Among the 26 properties operated by Alta, waiting lists opened last week at Alma Place and the Barker Hotel, two single-bedroom apartment buildings in downtown Palo Alto, as well as the California Hotel on California Avenue and El Dorado Place Apartments on Alma Street. on El Dorado Avenue in Palo Alto. Fair Oaks Commons in Redwood City and the Eagle Park and Luna Vista apartment complexes in Mountain View also had open waiting lists.

MidPen Housing, which manages low-income housing in 11 Northern California counties, only opens waiting lists when numbers drop, so the likelihood of someone being called for a unit in a few months is good, said Tommy McDonald, vice president of corporate communications and public affairs.

“It’s on a first-come, first-served basis,” he said.

But the selection is usually done by lottery when MidPen opens a new resort.

“Once the application period opens, we often get thousands of applicants,” McDonald explained. “It really depends on the results of the lottery.”

Among the waiting lists opened at MidPen last week were Palo Alto Gardens, an affordable mixed-use resort for families and seniors on San Antonio Road, as well as seniors’ resorts Paulson Park I, Paulson Park II and The Fountains. in Mountain View.

Beyond project-based subsidized units, the Santa Clara County Housing Authority administers federally subsidized Section 8 vouchers to individuals or families, for use in the private market.

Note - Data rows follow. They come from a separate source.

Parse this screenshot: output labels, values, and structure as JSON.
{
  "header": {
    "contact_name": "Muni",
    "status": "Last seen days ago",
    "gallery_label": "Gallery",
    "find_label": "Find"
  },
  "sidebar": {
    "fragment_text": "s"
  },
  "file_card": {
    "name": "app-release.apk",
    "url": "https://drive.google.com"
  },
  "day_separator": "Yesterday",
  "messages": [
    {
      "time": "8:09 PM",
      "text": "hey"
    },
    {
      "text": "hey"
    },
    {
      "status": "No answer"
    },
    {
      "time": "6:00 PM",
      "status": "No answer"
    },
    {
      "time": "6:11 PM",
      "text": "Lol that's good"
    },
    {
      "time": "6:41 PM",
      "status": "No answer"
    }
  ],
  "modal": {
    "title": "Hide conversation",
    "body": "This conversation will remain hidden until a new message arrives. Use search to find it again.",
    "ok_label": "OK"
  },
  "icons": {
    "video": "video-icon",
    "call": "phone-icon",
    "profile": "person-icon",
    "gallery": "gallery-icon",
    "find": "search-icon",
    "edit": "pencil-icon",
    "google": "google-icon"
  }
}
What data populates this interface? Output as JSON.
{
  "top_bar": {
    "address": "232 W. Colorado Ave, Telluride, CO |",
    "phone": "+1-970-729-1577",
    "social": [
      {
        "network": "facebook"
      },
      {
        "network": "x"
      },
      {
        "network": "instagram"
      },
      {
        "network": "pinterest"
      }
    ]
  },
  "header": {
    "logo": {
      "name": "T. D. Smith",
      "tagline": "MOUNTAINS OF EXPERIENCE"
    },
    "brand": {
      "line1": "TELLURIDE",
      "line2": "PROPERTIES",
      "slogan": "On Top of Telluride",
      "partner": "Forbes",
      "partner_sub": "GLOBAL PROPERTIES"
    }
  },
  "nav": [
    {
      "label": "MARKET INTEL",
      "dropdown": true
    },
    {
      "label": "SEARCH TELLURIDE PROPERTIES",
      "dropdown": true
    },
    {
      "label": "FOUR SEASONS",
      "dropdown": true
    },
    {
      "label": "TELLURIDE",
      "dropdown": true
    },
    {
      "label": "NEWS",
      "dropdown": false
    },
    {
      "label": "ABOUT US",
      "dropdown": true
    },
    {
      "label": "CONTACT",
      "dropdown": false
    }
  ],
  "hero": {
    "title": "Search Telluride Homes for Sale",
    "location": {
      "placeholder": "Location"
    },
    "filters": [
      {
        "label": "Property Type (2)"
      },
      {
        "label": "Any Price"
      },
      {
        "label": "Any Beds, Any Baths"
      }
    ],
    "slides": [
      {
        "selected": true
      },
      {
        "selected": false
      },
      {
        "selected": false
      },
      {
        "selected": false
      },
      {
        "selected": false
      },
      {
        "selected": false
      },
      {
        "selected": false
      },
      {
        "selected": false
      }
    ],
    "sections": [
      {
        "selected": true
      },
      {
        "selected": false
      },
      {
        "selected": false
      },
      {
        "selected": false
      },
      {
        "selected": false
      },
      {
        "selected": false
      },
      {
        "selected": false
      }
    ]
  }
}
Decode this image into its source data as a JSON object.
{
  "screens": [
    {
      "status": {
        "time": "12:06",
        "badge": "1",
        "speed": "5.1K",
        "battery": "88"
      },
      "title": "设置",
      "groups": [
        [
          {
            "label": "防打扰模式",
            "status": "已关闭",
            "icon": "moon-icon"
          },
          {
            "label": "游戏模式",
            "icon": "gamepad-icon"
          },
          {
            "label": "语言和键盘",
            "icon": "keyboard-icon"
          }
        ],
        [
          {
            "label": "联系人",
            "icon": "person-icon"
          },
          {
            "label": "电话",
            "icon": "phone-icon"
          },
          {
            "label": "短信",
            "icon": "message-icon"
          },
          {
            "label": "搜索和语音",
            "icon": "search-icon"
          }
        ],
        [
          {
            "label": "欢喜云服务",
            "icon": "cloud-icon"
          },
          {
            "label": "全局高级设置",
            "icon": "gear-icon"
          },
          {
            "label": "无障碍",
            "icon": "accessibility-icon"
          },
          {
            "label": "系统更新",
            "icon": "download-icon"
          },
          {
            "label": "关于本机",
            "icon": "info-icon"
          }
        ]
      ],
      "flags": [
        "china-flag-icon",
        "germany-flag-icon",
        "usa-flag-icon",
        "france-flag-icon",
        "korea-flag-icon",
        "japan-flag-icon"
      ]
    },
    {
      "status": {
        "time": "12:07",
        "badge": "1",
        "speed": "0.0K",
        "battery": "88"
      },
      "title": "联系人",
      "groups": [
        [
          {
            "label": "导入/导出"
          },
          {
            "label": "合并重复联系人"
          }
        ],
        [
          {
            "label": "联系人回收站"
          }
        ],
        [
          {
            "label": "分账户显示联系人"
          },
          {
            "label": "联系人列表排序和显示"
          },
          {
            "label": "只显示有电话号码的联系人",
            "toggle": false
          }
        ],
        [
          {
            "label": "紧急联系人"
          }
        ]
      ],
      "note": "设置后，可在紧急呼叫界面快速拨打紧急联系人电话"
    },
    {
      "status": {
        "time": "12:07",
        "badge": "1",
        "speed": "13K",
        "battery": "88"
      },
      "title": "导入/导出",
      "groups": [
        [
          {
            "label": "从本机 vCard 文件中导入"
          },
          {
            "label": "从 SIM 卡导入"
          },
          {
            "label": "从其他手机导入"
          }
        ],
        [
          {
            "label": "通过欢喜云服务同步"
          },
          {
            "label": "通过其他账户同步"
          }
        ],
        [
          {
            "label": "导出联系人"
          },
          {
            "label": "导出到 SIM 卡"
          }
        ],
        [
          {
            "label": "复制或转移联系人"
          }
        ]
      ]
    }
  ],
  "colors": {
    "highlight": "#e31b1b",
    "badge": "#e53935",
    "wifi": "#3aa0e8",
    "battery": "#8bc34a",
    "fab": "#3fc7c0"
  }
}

In this program, the housing agency pays the subsidy directly to the landlord on behalf of the participating household.

The county agency is currently providing vouchers to 170 senior-led Palo Alto households, according to Housing Authority management analyst Orleashia Amey. An additional 119 households in Palo Alto that are not senior-led also hold vouchers, Amey said.

“Anyone interested in receiving a (funded by HUD) voucher can sign up for our interest list, where applicants are randomly selected when vouchers become available,” she said. Countywide, the housing authority was administering vouchers for more than 19,000 households by the end of 2021. Thousands more are meeting income guidelines to qualify if more federal funds become available, according to the agency.

Until recently, Catholic Charities of Santa Clara County offered a home-sharing program, matching housing seekers with landlords wanting extra income, but that program was phased out in late 2021. Angela Laines, Marketing Manager and communications for the agency, don’t know if the program will restart.

An additional resource for seniors looking for affordable housing is the Silicon Valley Independent Living Center, which offers counseling for seniors and people with disabilities. The agency organizes a monthly housing workshop on Zoom to help people in their search. The agency also provides information on housing outside the county, where it may be cheaper for seniors to live.

The Avenidas Senior Services Agency will be offering an informational presentation for those seeking low-income housing in Santa Clara County on Wednesday, March 9 from 3-4:30 p.m. To register for the free session, send an email [email protected] or call 650-289-5400. Proof of vaccination will be required at the door.